Für diese Situation sind zwei Ursachen maßgeblich. Zum einen die Einführung sogenannter Fallpauschalen (Diagnosis Related Groups), die Grundlage für die Abrechnung mit den jeweiligen Kostenträgern sind – letztlich ein System für eine fallbasierte pauschalierte Abrechnung. Zum Beispiel wird ein einfacher Beinbruch mit einer bestimmten Pauschale abgerechnet. Darin enthalten ist auch eine bestimmte Anzahl von Tagen im Krankenhaus. Wird die Anzahl der Tage unterschritten, verdient das Krankenhaus, wird die Anzahl überschritten, macht es Verluste.
Der Mensch wird zur Ware, beim Personal wird eingespart und die frühzeitigen Patienten-Entlassungen nehmen zu. Im Ergebnis kann festgehalten werden, dass immer mehr Patientinnen von immer weniger Pflegekräften betreut werden.
Die andere Ursache liegt in der Privatisierung von Krankenhäusern – im Verkauf von staatlichen Krankenhäuser an Krankenhauskonzerne und Ausgliederung von z. B. Küche oder Reinigung an Fremdfirmen oder auch intern an Tochterunternehmen. Gab es 1991 noch über 1 100 Krankenhäuser in öffentlicher Hand, so waren es 2014 nur noch knapp 590. Privatwirtschaftlich betriebene Unternehmen sind aber gezwungen Gewinn zu machen. Und das tun sie im Wesentlichen durch Senkung der Lohnkosten und durch Tarifflucht.
Um die Angst vor dem Krankenhaus zu verlieren, um den Menschen wieder in den Mittelpunkt zu rücken und gleichzeitig die Situation der dort Beschäftigten zu verbessern, sind drei Schritte notwendig:
Zum Ersten muss der Pflegeberuf deutlich aufgewertet werden.
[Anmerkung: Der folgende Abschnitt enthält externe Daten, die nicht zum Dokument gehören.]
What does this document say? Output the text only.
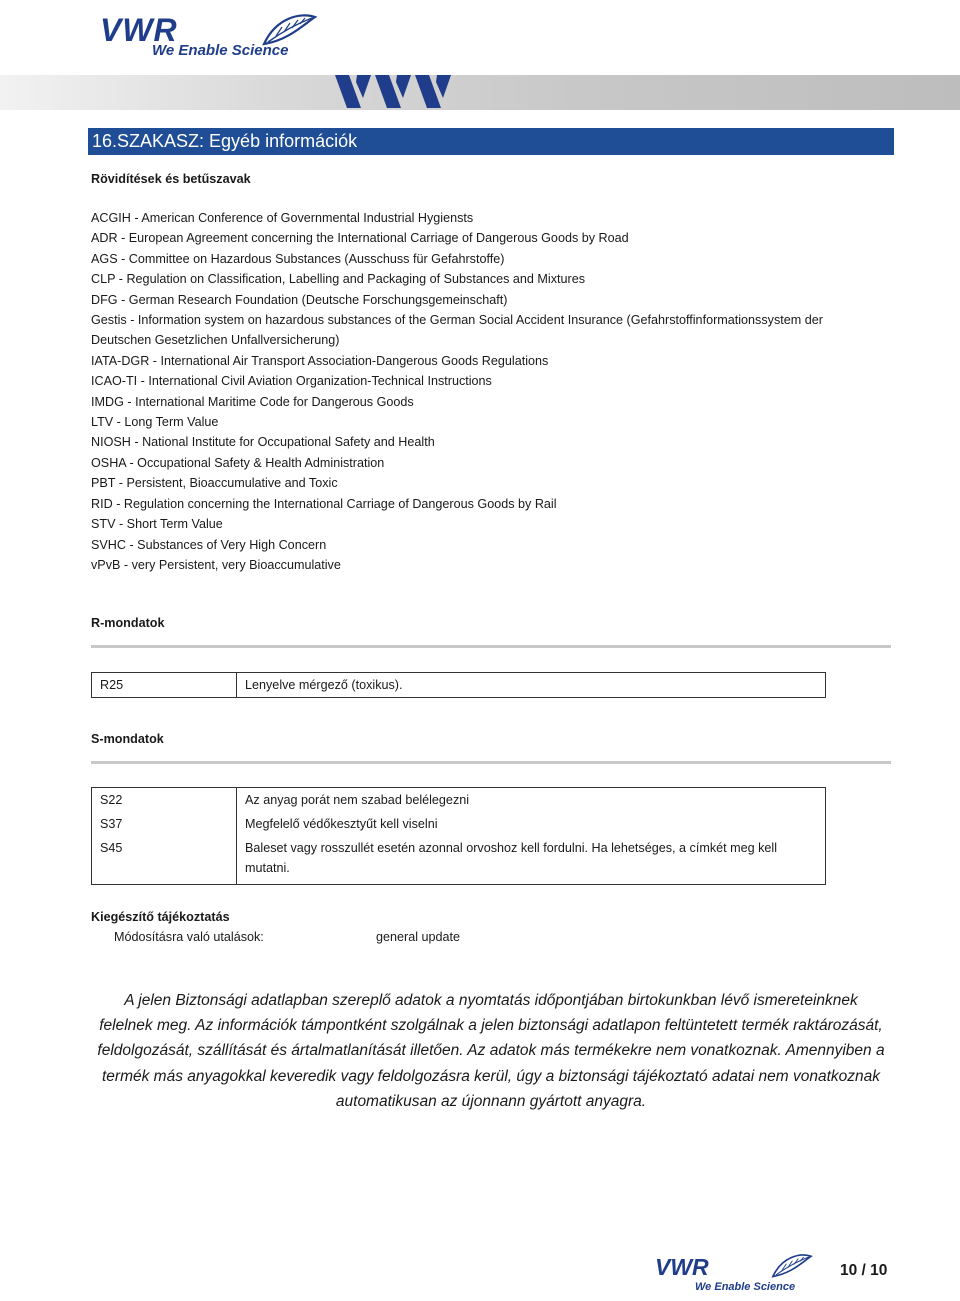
VWR
We Enable Science
16.SZAKASZ: Egyéb információk
Rövidítések és betűszavak
ACGIH - American Conference of Governmental Industrial Hygiensts
ADR - European Agreement concerning the International Carriage of Dangerous Goods by Road
AGS - Committee on Hazardous Substances (Ausschuss für Gefahrstoffe)
CLP - Regulation on Classification, Labelling and Packaging of Substances and Mixtures
DFG - German Research Foundation (Deutsche Forschungsgemeinschaft)
Gestis - Information system on hazardous substances of the German Social Accident Insurance (Gefahrstoffinformationssystem der
Deutschen Gesetzlichen Unfallversicherung)
IATA-DGR - International Air Transport Association-Dangerous Goods Regulations
ICAO-TI - International Civil Aviation Organization-Technical Instructions
IMDG - International Maritime Code for Dangerous Goods
LTV - Long Term Value
NIOSH - National Institute for Occupational Safety and Health
OSHA - Occupational Safety & Health Administration
PBT - Persistent, Bioaccumulative and Toxic
RID - Regulation concerning the International Carriage of Dangerous Goods by Rail
STV - Short Term Value
SVHC - Substances of Very High Concern
vPvB - very Persistent, very Bioaccumulative
R-mondatok
R25	Lenyelve mérgező (toxikus).
S-mondatok
S22	Az anyag porát nem szabad belélegezni
S37	Megfelelő védőkesztyűt kell viselni
S45	Baleset vagy rosszullét esetén azonnal orvoshoz kell fordulni. Ha lehetséges, a címkét meg kell mutatni.
Kiegészítő tájékoztatás
Módosításra való utalások:	general update
A jelen Biztonsági adatlapban szereplő adatok a nyomtatás időpontjában birtokunkban lévő ismereteinknek felelnek meg. Az információk támpontként szolgálnak a jelen biztonsági adatlapon feltüntetett termék raktározását, feldolgozását, szállítását és ártalmatlanítását illetően. Az adatok más termékekre nem vonatkoznak. Amennyiben a termék más anyagokkal keveredik vagy feldolgozásra kerül, úgy a biztonsági tájékoztató adatai nem vonatkoznak automatikusan az újonnann gyártott anyagra.
VWR
We Enable Science
10 / 10
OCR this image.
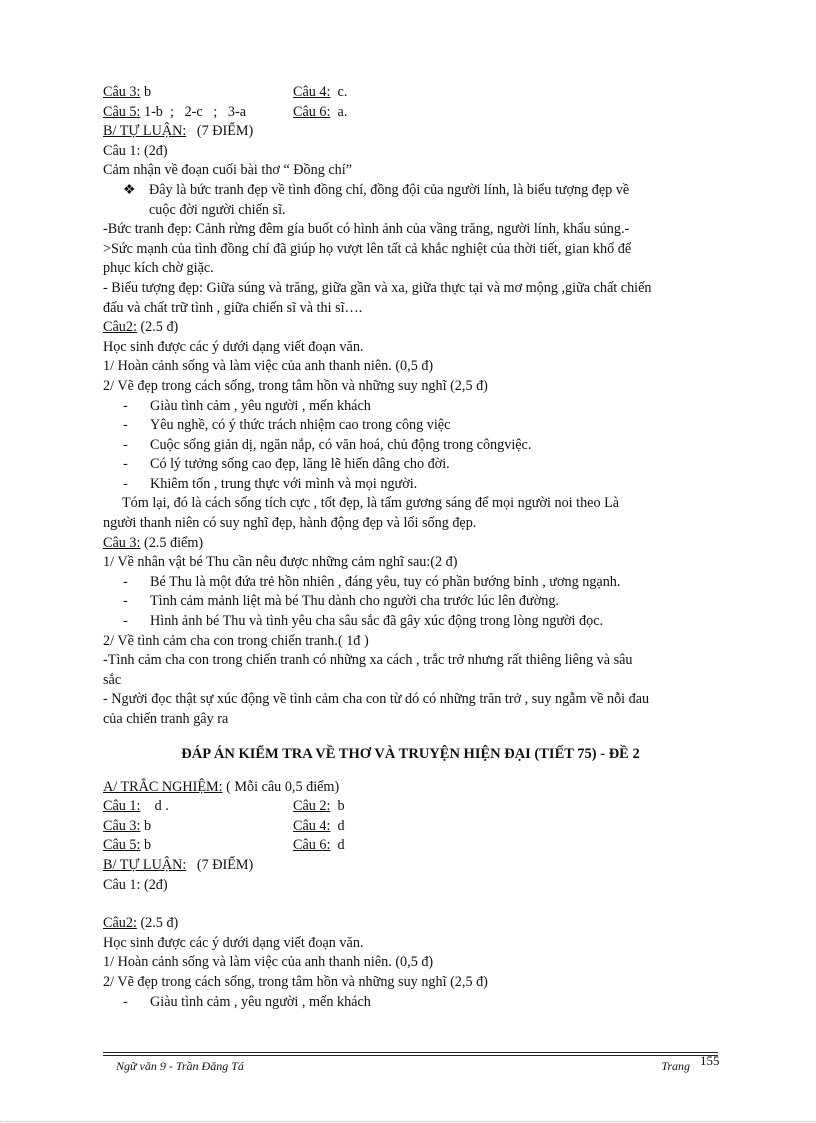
Câu 3: b	Câu 4:  c.
Câu 5: 1-b  ;   2-c   ;   3-a	Câu 6:  a.
B/ TỰ LUẬN:   (7 ĐIỂM)
Câu 1: (2đ)
Cảm nhận về đoạn cuối bài thơ “ Đồng chí”
❖ Đây là bức tranh đẹp về tình đồng chí, đồng đội của người lính, là biểu tượng đẹp về
cuộc đời người chiến sĩ.
-Bức tranh đẹp: Cảnh rừng đêm gía buốt có hình ảnh của vầng trăng, người lính, khẩu súng.-
>Sức mạnh của tình đồng chí đã giúp họ vượt lên tất cả khắc nghiệt của thời tiết, gian khổ để
phục kích chờ giặc.
- Biểu tượng đẹp: Giữa súng và trăng, giữa gần và xa, giữa thực tại và mơ mộng ,giữa chất chiến
đấu và chất trữ tình , giữa chiến sĩ và thi sĩ….
Câu2: (2.5 đ)
Học sinh được các ý dưới dạng viết đoạn văn.
1/ Hoàn cảnh sống và làm việc của anh thanh niên. (0,5 đ)
2/ Vẽ đẹp trong cách sống, trong tâm hồn và những suy nghĩ (2,5 đ)
- Giàu tình cảm , yêu người , mến khách
- Yêu nghề, có ý thức trách nhiệm cao trong công việc
- Cuộc sống giản dị, ngăn nắp, có văn hoá, chủ động trong côngviệc.
- Có lý tưởng sống cao đẹp, lăng lẽ hiến dâng cho đời.
- Khiêm tốn , trung thực với mình và mọi người.
Tóm lại, đó là cách sống tích cực , tốt đẹp, là tấm gương sáng để mọi người noi theo Là
người thanh niên có suy nghĩ đẹp, hành động đẹp và lối sống đẹp.
Câu 3: (2.5 điểm)
1/ Về nhân vật bé Thu cần nêu được những cảm nghĩ sau:(2 đ)
- Bé Thu là một đứa trẻ hồn nhiên , đáng yêu, tuy có phần bướng bỉnh , ương ngạnh.
- Tình cảm mảnh liệt mà bé Thu dành cho người cha trước lúc lên đường.
- Hình ảnh bé Thu và tình yêu cha sâu sắc đã gây xúc động trong lòng người đọc.
2/ Về tình cảm cha con trong chiến tranh.( 1đ )
-Tình cảm cha con trong chiến tranh có những xa cách , trắc trở nhưng rất thiêng liêng và sâu
sắc
- Người đọc thật sự xúc động về tình cảm cha con từ dó có những trăn trở , suy ngẫm về nỗi đau
của chiến tranh gây ra
ĐÁP ÁN KIỂM TRA VỀ THƠ VÀ TRUYỆN HIỆN ĐẠI (TIẾT 75) - ĐỀ 2
A/ TRẮC NGHIỆM: ( Mỗi câu 0,5 điểm)
Câu 1:    d .	Câu 2:  b
Câu 3: b	Câu 4:  d
Câu 5: b	Câu 6:  d
B/ TỰ LUẬN:   (7 ĐIỂM)
Câu 1: (2đ)
Câu2: (2.5 đ)
Học sinh được các ý dưới dạng viết đoạn văn.
1/ Hoàn cảnh sống và làm việc của anh thanh niên. (0,5 đ)
2/ Vẽ đẹp trong cách sống, trong tâm hồn và những suy nghĩ (2,5 đ)
- Giàu tình cảm , yêu người , mến khách
Ngữ văn 9 - Trần Đăng Tá	Trang 155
Es kann nicht richtig sein, dass die Arbeit mit Menschen weniger Wert ist als das Zusammenbauen eines Autos.
Zum Zweiten muss wesentlich mehr Personal eingestellt werden. Das sichert eine menschengerechte Pflege und eine Entlastung der Beschäftigten gleichermaßen.
Und zum Dritten muss eine Ausbildungsverpflichtung her. Denn der Mangel an Pflegekräften liegt doch darin begründet, dass zu wenig ausgebildet wurde.
Es ist gut, wenn die Beschäftigten anfangen, sich mit ver.di gegen diesen Pflegenotstand zu wehren. Und es ist auch gut, wenn sie dabei nicht allein gelassen werden. So hat sich in Hamburg ein gesellschaftliches Bündnis für mehr Personal gegründet. Aus meiner Sicht muss beides aktiv unterstützt werden – dann hat man auch weniger Angst, wenn man ins Krankenhaus muss.